The indiscriminate use of part-time, fixed-term and hourly paid teachers by some university departments is storing up legal and financial trouble, a conference of linguists and human resource managers heard last week.
Under employment law that came into force in October, universities must transfer fixed-term contract staff to permanent contracts by 2006 unless there is justification for exclusion. But the Standing Conference of Heads of Modern Languages in Universities, which organised the London conference, said the position of hourly paid teachers and those on fractional fixed-term contracts was unclear and might be determined only by case law in which comparisons might be drawn with permanent lecturing staff.

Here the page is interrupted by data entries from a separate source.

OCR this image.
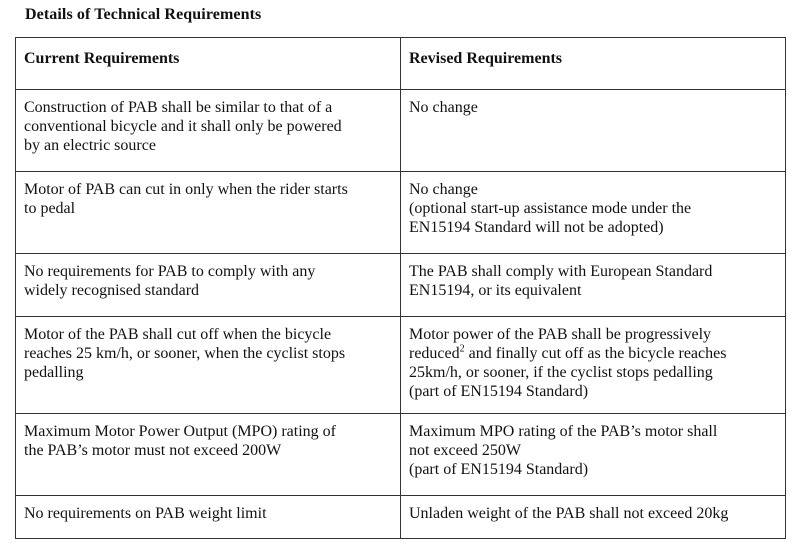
Details of Technical Requirements
Current Requirements	Revised Requirements

Construction of PAB shall be similar to that of a
conventional bicycle and it shall only be powered
by an electric source	No change

Motor of PAB can cut in only when the rider starts
to pedal	No change
(optional start-up assistance mode under the
EN15194 Standard will not be adopted)

No requirements for PAB to comply with any
widely recognised standard	The PAB shall comply with European Standard
EN15194, or its equivalent

Motor of the PAB shall cut off when the bicycle
reaches 25 km/h, or sooner, when the cyclist stops
pedalling	Motor power of the PAB shall be progressively
reduced$^2$ and finally cut off as the bicycle reaches
25km/h, or sooner, if the cyclist stops pedalling
(part of EN15194 Standard)

Maximum Motor Power Output (MPO) rating of
the PAB’s motor must not exceed 200W	Maximum MPO rating of the PAB’s motor shall
not exceed 250W
(part of EN15194 Standard)

No requirements on PAB weight limit	Unladen weight of the PAB shall not exceed 20kg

Alan Dainty, employer relations manager at Sheffield Hallam University, said that some universities had no idea how many hourly paid teaching staff were employed by departmental deans and faculty heads. Appointment procedures varied from university to university. Some departments worked closely with human resources staff, but others were left to their own devices. "It's a secret garden," Mr Dainty said.

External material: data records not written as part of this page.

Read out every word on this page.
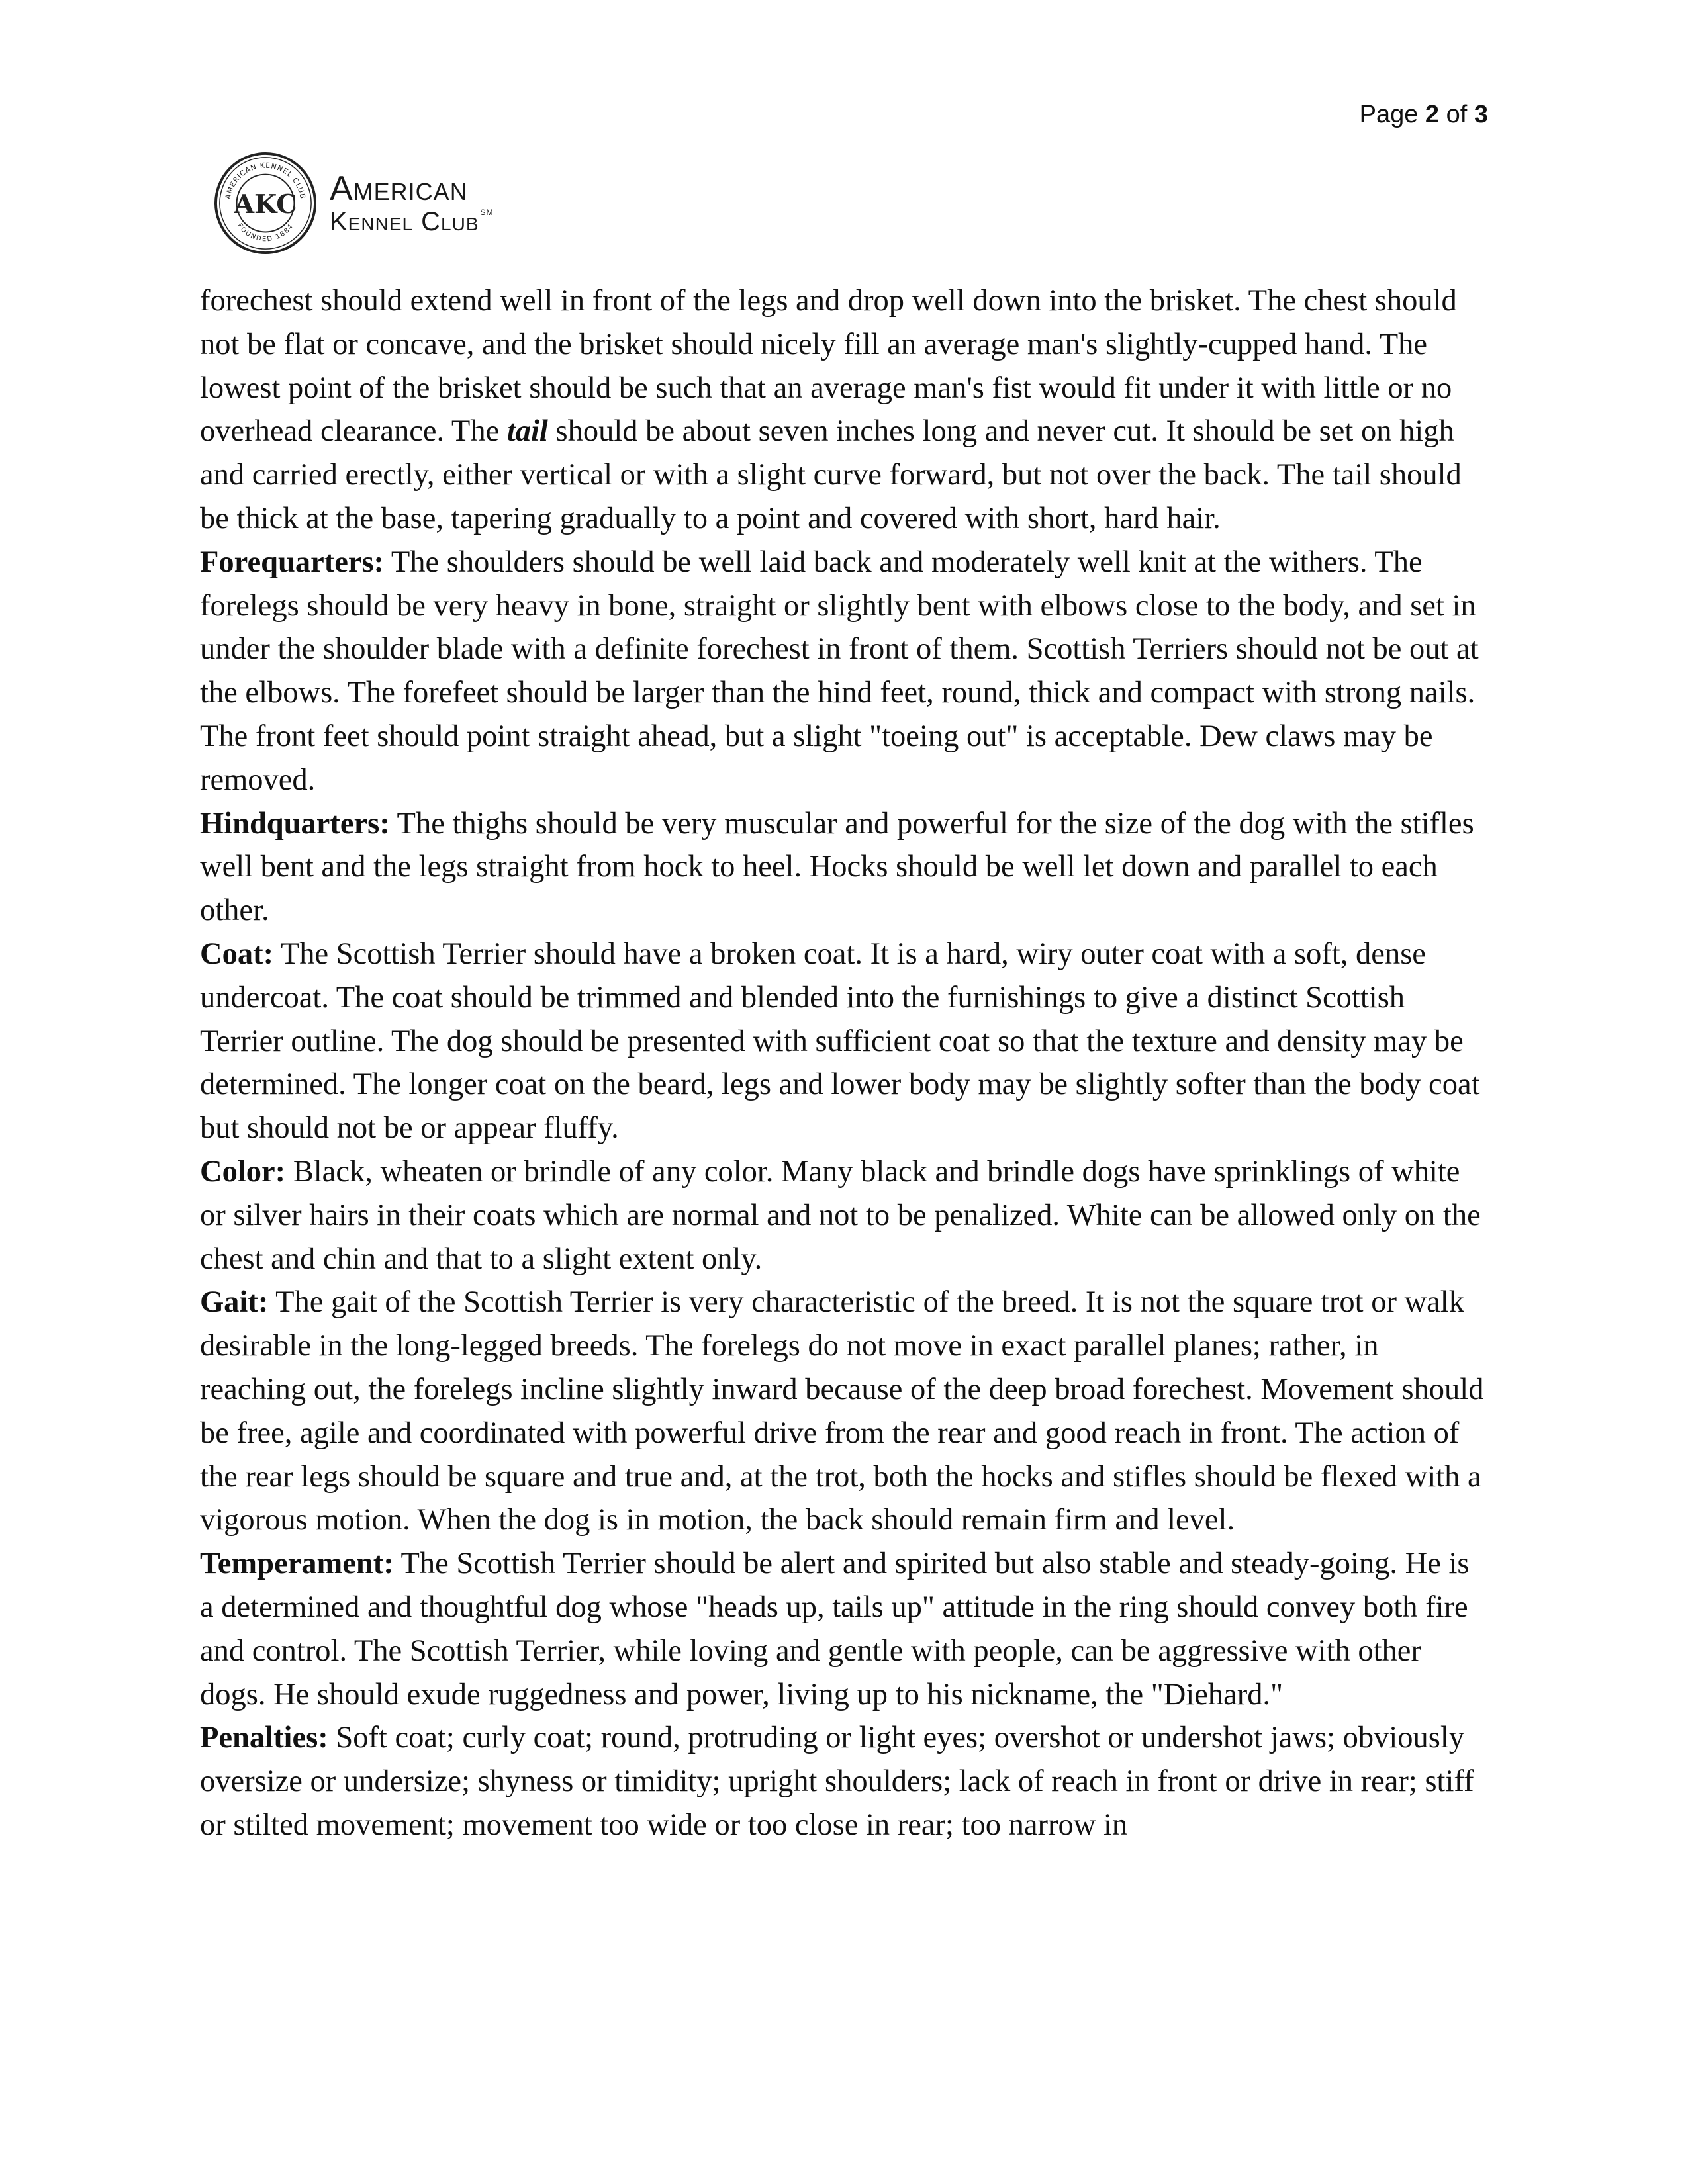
Page 2 of 3
AMERICAN KENNEL CLUB
FOUNDED 1884
AKC American
Kennel Club ℠

forechest should extend well in front of the legs and drop well down into the brisket. The chest should not be flat or concave, and the brisket should nicely fill an average man's slightly-cupped hand. The lowest point of the brisket should be such that an average man's fist would fit under it with little or no overhead clearance. The tail should be about seven inches long and never cut. It should be set on high and carried erectly, either vertical or with a slight curve forward, but not over the back. The tail should be thick at the base, tapering gradually to a point and covered with short, hard hair.

Forequarters: The shoulders should be well laid back and moderately well knit at the withers. The forelegs should be very heavy in bone, straight or slightly bent with elbows close to the body, and set in under the shoulder blade with a definite forechest in front of them. Scottish Terriers should not be out at the elbows. The forefeet should be larger than the hind feet, round, thick and compact with strong nails. The front feet should point straight ahead, but a slight "toeing out" is acceptable. Dew claws may be removed.

Hindquarters: The thighs should be very muscular and powerful for the size of the dog with the stifles well bent and the legs straight from hock to heel. Hocks should be well let down and parallel to each other.

Coat: The Scottish Terrier should have a broken coat. It is a hard, wiry outer coat with a soft, dense undercoat. The coat should be trimmed and blended into the furnishings to give a distinct Scottish Terrier outline. The dog should be presented with sufficient coat so that the texture and density may be determined. The longer coat on the beard, legs and lower body may be slightly softer than the body coat but should not be or appear fluffy.

Color: Black, wheaten or brindle of any color. Many black and brindle dogs have sprinklings of white or silver hairs in their coats which are normal and not to be penalized. White can be allowed only on the chest and chin and that to a slight extent only.

Gait: The gait of the Scottish Terrier is very characteristic of the breed. It is not the square trot or walk desirable in the long-legged breeds. The forelegs do not move in exact parallel planes; rather, in reaching out, the forelegs incline slightly inward because of the deep broad forechest. Movement should be free, agile and coordinated with powerful drive from the rear and good reach in front. The action of the rear legs should be square and true and, at the trot, both the hocks and stifles should be flexed with a vigorous motion. When the dog is in motion, the back should remain firm and level.

Temperament: The Scottish Terrier should be alert and spirited but also stable and steady-going. He is a determined and thoughtful dog whose "heads up, tails up" attitude in the ring should convey both fire and control. The Scottish Terrier, while loving and gentle with people, can be aggressive with other dogs. He should exude ruggedness and power, living up to his nickname, the "Diehard."

Penalties: Soft coat; curly coat; round, protruding or light eyes; overshot or undershot jaws; obviously oversize or undersize; shyness or timidity; upright shoulders; lack of reach in front or drive in rear; stiff or stilted movement; movement too wide or too close in rear; too narrow in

He said university managers must get a grip on the situation. "We have to take employment law seriously or it will cost the sector money."
David Head, chair of the SCHML, said: "Language departments are at the sharp end because they encompass the full range of contractual arrangements - from fledgling graduate teaching assistants to foreign-language specialists who have worked for years on fixed-term or fractional contracts."
The patchwork staffing situation is exacerbated because falls in student numbers and the piloting of new languages have led to less full-time recruitment.
Mr Dainty said that reliance on part-time, fixed-term and hourly paid teachers was partly a result of some managers abdicating responsibility for sub-par performances.
"There is a reluctance to give these people status [and a view] that they are not 'real lecturers'. We have a moral responsibility to treat people with due respect. Why shouldn't they be involved in course design, staff meetings and development?"
Andrew Mullen, assistant director of personnel at the University of Manchester, said that UK higher education had been singled out as one of worst examples of the use and abuse of fixed-term contracts.
University managers had to err on the side of caution and ask whether part-time teaching assistants were supplementary or not. If they are necessary, "why shouldn't they be put on permanent contracts?" Mr Mullen said. "Even if they are not doing the same as permanent staff, they might claim a reasonable objective comparison."
Professor Head said: "Some universities don't realise they are closer to a (legal) case than others because they have not paid attention to contracts of hourly paid staff."
About 20,000 hourly paid lecturers are expected to be shifted to permanent contracts, according to the Association of University Teachers and the Universities and Colleges Employers' Association.